Standard matching relies entirely on the propensity score model. If it's misspecified, your estimate is biased. Doubly robust methods add an outcome model as insurance. With modern machine learning (SuperLearner, random forests), you can flexibly estimate both models without imposing restrictive functional forms.
# Python: Doubly Robust Estimation (AIPW)
from sklearn.linear_model import LogisticRegression, LinearRegression
import numpy as np
covariates = ['age', 'income', 'education']
X = df[covariates].values
D = df['treatment'].values
Y = df['outcome'].values
# Step 1: Estimate propensity scores
ps_model = LogisticRegression(max_iter=1000)
ps_model.fit(X, D)
pscore = ps_model.predict_proba(X)[:, 1]
# Step 2: Estimate outcome models
mu1_model = LinearRegression()
mu0_model = LinearRegression()
mu1_model.fit(X[D == 1], Y[D == 1])
mu0_model.fit(X[D == 0], Y[D == 0])
mu1 = mu1_model.predict(X) # E[Y(1)|X]
mu0 = mu0_model.predict(X) # E[Y(0)|X]
# Step 3: AIPW estimator
aipw_1 = mu1 + D * (Y - mu1) / pscore
aipw_0 = mu0 + (1 - D) * (Y - mu0) / (1 - pscore)
ate_aipw = np.mean(aipw_1 - aipw_0)
print(f"ATE (AIPW): {ate_aipw:.3f}")
* Stata: Doubly Robust with teffects
* AIPW (Augmented IPW)
teffects aipw (outcome age income education) ///
(treatment age income education), atet
* IPWRA (IPW + Regression Adjustment)
teffects ipwra (outcome age income education) ///
(treatment age income education), atet
* With different link functions
teffects aipw (outcome age income education, poisson) ///
(treatment age income education, probit), atet
# R: Doubly Robust with AIPW package
library(AIPW)
# Basic AIPW
aipw_obj <- AIPW$new(
Y = df$outcome,
A = df$treatment,
W = df[, c("age", "income", "education")],
Q.SL.library = "SL.glm", # outcome model
g.SL.library = "SL.glm" # propensity model
)
# Fit and summarize
aipw_obj$fit()
aipw_obj$summary()
# With SuperLearner (ML ensemble)
library(SuperLearner)
aipw_ml <- AIPW$new(
Y = df$outcome,
A = df$treatment,
W = df[, c("age", "income", "education")],
Q.SL.library = c("SL.glm", "SL.ranger", "SL.xgboost"),
g.SL.library = c("SL.glm", "SL.ranger")
)
aipw_ml$fit()
aipw_ml$summary()
All matching methods assume no unmeasured confounders—that once you condition on observed covariates, treatment assignment is as good as random. This is untestable. Use sensitivity analysis (e.g., Rosenbaum bounds) to assess robustness to hidden bias.
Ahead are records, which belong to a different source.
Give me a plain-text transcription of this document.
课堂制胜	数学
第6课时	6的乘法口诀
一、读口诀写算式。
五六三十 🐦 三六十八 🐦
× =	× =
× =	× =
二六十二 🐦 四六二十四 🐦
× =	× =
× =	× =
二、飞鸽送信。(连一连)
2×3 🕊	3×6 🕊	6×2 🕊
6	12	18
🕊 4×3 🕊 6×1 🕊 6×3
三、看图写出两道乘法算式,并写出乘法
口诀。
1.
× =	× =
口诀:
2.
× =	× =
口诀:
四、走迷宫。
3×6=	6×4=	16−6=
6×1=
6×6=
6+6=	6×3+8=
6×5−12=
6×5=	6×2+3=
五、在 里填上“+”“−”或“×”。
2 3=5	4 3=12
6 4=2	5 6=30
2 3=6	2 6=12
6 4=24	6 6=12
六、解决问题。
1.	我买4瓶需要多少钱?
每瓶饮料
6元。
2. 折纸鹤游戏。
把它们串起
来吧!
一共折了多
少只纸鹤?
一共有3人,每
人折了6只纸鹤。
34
- Iacus, S., King, G., & Porro, G. (2012). "Causal Inference without Balance Checking: Coarsened Exact Matching." Political Analysis.
- Ho, D., Imai, K., King, G., & Stuart, E. (2007). "Matching as Nonparametric Preprocessing." Political Analysis.
- Abadie, A. & Imbens, G. (2006). "Large Sample Properties of Matching Estimators." Econometrica.